WALLINGFORD — The Town Council ordinance committee voted unanimously Tuesday to advance to the full council a proposal that would raise the bid waiver threshold from $7,500 to $16,000.
Currently, town departments must ask the Town Council to waive the public bidding process for purchases not included in the budget that cost more than $7,500.
Department heads often do this to purchase items by a specific brand or manufacturer so the new item would integrate with existing equipment.
The goal is to get Wallingford in line with other towns and improve efficiency.
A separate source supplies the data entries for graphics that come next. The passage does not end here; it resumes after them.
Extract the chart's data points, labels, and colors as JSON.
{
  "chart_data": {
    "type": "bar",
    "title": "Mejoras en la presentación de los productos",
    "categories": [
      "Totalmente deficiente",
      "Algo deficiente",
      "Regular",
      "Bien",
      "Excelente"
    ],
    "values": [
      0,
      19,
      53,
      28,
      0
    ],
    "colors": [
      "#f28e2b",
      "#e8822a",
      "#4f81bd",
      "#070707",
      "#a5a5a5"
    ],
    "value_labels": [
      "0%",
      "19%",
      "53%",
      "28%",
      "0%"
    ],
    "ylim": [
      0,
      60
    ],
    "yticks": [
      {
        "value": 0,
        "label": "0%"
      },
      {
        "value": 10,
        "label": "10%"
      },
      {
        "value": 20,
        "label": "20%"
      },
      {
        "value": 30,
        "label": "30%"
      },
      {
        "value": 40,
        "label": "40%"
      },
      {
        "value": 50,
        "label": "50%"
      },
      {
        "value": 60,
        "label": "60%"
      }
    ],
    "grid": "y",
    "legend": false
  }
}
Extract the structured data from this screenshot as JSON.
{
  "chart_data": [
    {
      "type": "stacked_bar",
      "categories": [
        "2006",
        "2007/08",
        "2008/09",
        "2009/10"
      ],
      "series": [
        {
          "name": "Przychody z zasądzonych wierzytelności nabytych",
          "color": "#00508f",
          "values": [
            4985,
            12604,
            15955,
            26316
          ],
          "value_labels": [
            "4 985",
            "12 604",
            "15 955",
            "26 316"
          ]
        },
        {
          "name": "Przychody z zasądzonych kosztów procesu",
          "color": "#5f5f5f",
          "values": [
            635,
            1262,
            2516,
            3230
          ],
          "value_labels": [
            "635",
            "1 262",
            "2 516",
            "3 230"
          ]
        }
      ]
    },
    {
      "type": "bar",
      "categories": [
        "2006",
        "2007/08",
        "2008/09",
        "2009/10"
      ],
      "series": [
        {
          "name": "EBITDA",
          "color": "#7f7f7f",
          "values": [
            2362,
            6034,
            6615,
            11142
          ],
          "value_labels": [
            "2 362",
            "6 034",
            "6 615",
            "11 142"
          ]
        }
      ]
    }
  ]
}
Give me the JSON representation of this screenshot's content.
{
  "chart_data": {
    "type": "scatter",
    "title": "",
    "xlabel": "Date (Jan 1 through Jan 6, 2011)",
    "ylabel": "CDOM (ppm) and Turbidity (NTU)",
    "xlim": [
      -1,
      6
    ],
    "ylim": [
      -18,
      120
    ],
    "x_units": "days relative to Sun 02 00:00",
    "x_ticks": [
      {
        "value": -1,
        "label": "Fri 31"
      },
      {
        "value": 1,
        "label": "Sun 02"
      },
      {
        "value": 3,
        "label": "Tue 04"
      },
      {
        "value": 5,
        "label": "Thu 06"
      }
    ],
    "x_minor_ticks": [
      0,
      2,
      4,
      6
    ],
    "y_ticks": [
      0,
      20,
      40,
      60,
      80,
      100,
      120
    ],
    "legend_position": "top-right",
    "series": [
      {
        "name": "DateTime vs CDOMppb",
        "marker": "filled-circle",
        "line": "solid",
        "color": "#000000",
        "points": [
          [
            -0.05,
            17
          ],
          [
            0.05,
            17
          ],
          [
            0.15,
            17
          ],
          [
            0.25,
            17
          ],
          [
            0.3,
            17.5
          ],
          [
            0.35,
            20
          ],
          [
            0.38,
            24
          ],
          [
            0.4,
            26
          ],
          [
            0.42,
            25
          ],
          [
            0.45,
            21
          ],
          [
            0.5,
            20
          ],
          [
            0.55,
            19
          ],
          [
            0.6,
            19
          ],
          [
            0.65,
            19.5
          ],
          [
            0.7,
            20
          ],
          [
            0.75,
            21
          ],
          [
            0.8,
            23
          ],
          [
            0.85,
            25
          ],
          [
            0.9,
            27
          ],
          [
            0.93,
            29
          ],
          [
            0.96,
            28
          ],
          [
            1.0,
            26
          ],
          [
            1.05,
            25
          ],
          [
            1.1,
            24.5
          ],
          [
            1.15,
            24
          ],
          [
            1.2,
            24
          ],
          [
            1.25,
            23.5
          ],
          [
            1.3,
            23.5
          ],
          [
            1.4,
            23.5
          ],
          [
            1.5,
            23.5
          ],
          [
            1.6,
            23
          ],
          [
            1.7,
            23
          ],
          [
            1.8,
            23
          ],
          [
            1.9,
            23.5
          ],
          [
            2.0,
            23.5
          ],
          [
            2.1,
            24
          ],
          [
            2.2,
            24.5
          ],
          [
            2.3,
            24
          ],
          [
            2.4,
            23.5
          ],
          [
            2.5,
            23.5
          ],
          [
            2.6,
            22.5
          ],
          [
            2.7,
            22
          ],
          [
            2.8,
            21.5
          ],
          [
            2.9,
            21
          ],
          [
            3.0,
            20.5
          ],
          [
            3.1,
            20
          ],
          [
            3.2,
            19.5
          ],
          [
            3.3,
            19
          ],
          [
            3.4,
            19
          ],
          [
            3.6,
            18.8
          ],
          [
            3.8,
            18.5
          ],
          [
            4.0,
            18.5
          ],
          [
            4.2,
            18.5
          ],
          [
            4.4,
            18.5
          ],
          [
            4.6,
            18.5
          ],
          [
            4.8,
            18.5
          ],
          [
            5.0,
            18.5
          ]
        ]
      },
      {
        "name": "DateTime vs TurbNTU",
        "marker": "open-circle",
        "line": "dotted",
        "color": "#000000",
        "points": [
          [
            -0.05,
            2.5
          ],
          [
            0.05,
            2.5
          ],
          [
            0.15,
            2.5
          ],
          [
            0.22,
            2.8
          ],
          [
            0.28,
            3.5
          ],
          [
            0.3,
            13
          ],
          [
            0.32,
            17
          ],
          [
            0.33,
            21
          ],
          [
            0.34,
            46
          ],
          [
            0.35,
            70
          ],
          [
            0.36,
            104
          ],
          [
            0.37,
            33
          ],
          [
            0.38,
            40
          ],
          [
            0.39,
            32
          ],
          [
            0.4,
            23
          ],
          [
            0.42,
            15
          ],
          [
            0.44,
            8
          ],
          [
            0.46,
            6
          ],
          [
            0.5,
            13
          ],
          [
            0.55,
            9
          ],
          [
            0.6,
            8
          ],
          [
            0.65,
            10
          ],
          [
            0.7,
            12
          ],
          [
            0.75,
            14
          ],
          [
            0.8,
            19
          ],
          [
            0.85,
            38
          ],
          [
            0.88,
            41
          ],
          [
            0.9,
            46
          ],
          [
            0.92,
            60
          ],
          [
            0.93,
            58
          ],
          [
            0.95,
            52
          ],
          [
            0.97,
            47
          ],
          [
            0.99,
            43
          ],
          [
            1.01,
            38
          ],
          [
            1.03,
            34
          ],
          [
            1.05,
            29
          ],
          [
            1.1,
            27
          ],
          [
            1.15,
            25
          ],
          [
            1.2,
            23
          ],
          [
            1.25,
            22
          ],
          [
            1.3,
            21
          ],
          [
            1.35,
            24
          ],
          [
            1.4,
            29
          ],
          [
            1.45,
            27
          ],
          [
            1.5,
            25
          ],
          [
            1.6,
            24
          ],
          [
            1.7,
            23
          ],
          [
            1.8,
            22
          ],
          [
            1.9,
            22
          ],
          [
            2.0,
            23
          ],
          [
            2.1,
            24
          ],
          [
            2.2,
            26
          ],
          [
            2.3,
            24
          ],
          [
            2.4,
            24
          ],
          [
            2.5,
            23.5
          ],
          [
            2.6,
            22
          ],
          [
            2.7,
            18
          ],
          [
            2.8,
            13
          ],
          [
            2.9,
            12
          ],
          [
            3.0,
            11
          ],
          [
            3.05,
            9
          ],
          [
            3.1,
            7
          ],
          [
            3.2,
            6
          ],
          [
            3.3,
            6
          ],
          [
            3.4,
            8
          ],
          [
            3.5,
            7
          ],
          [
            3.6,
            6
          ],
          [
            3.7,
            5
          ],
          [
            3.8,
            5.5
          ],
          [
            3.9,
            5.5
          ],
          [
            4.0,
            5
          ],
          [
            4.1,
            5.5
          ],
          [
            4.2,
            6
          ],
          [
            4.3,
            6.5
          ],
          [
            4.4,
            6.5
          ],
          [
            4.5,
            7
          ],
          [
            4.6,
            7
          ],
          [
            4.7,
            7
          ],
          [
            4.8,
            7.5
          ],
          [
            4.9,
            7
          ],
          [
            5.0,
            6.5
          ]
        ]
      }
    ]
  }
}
According to a June 12 memo from Comptroller Jim Bowes, Wallingford’s bid waiver threshold is on the low end.
Bowes’ memo states that Purchasing Agent Sal Amadeo put together a list of the bid waiver thresholds of 59 other municipalities. The average bid threshold is $16,593.
By removing the highest and lowest towns—Bloomfield at $90,000 and Waterbury at $2,500—which Bowes called “outliers,” the average is $15,552.
A summary of bids issued by Wallingford in 2018-19, the last fully completed fiscal year, shows that out of 197 total bids, 16 were up to $9,999, 14 bids were between $10,000 and $14,999, nine bids were between $15,000 and $19,999, nine bids were between $20,000 and $24,999 and 177 bids were above $25,000.
Raising the bid waiver threshold could mean less public scrutiny of purchases. In January 2019, the Town Council granted the police department a bid waiver to purchase an automatic license plate reader, a device that has drawn criticism from civil liberty advocates, at a cost of $17,000, just $1,000 more than the proposed new amount.